LAST WEEK, IN TWO different places, I read about the concept of forgiveness. (Yes, this is the F-word I'm referring to. All you weirdos out there can exit now. Ha, ha.)
The first was while reading Marion Witte's book, LITTLE MADHOUSE ON THE PRAIRIE. As you might recall, I reviewed this book on my previous post.
The second was while reading Jennifer Lauck's blog.
The subject of forgiveness has always been a little bit hairy for me. Although I believe it is a valid part of a person's emotional well-being, I have trouble with the peripheral associations that often go with it.
In religious or Biblical milieus, forgiveness is often given as a mandate in order to be "right" with God. It is one of the Ten Commandments, after all. Jesus forgave when humanity wronged him, therefore we should forgive those who wrong us.

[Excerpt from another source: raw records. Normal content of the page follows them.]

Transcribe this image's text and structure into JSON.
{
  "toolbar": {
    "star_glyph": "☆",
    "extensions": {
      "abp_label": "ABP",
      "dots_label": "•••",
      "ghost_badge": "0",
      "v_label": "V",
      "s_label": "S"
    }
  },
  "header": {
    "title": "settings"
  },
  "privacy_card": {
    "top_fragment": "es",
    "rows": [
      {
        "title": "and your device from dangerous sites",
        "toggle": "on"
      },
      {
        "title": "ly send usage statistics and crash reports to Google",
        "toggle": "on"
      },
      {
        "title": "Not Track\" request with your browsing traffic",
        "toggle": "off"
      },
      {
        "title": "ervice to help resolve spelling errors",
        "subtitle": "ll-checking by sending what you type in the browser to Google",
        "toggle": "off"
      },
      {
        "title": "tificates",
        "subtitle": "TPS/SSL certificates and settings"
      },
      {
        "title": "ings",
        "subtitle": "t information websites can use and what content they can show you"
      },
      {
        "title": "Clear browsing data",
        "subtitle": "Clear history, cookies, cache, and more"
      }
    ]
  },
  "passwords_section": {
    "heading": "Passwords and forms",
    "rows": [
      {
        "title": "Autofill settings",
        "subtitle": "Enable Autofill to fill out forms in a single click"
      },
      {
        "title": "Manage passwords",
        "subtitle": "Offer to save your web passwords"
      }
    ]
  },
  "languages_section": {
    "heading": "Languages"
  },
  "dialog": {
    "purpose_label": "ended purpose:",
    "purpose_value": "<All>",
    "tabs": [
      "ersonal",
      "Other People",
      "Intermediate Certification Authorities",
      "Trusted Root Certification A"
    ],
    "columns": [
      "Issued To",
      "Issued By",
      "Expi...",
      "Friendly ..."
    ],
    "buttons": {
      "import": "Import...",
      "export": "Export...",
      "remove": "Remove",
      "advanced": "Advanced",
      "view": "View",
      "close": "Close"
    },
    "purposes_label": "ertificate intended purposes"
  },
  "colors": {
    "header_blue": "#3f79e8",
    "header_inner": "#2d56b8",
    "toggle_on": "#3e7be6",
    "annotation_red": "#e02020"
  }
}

I get this.
Oftentimes for someone who is already wounded by humanity, being told they're sinning by not forgiving their offender can be like adding salt to an already stinging wound.
In other words, counseling a person who is still raw that they "need" to forgive their offender, is not going to help. It's going to make the wound even more tender.
On the opposite side of the pendulum are those who say, "I'll never forgive him for what he did!" They usually say it with an angry tone. I wouldn't advocate this attitude either, for obvious reasons.
So what is forgiveness? And how do we do it?
I agree with Marion Witte's definition of forgiveness. It is simply to not retaliate. Even when you're justified, you don't repay evil for evil. You decide to not wish (or perform) bad things on those who have hurt you. This doesn't mean you have to be best buddies with an abusive parent. It just means you're not going to harm them. You're not going to perpetuate the violence. You're going to stop the cycle. Simple but difficult.
On Jennifer's blog, a reader asked her how to forgive. Jennifer quoted the book WOMEN WHO RUN WITH WOLVES by saying forgiveness comes in stages and it's a process, not just a do-it-once-and-be done kind of thing. In my own experience, this has been very true.
What I've come to believe is that everyone who is truly seeking healing and desires to live without the bleeding wounds of trauma will at some point forgive.
Notice I didn't say "will need to forgive."
They will forgive.
In other words, I believe it is a natural progression in the healing process.
It's not something a church pastor or therapist or any other well-meaning person can insist upon. In fact I believe this is counterproductive.
When the time is right for the person who is truly seeking wholeness, forgiveness will come. Naturally, just like a scab.
Jennifer tells her reader to "forgive when you are ready. When YOU are ready." I wish someone would have told me this years ago when I struggled to forgive. What I know now, is that I didn't need to struggle. I just needed to wait for the wound to get to that point. Just like a scab.
Can you relate to this? Do you have a definition of forgiveness? Do you mind sharing where you are in the process?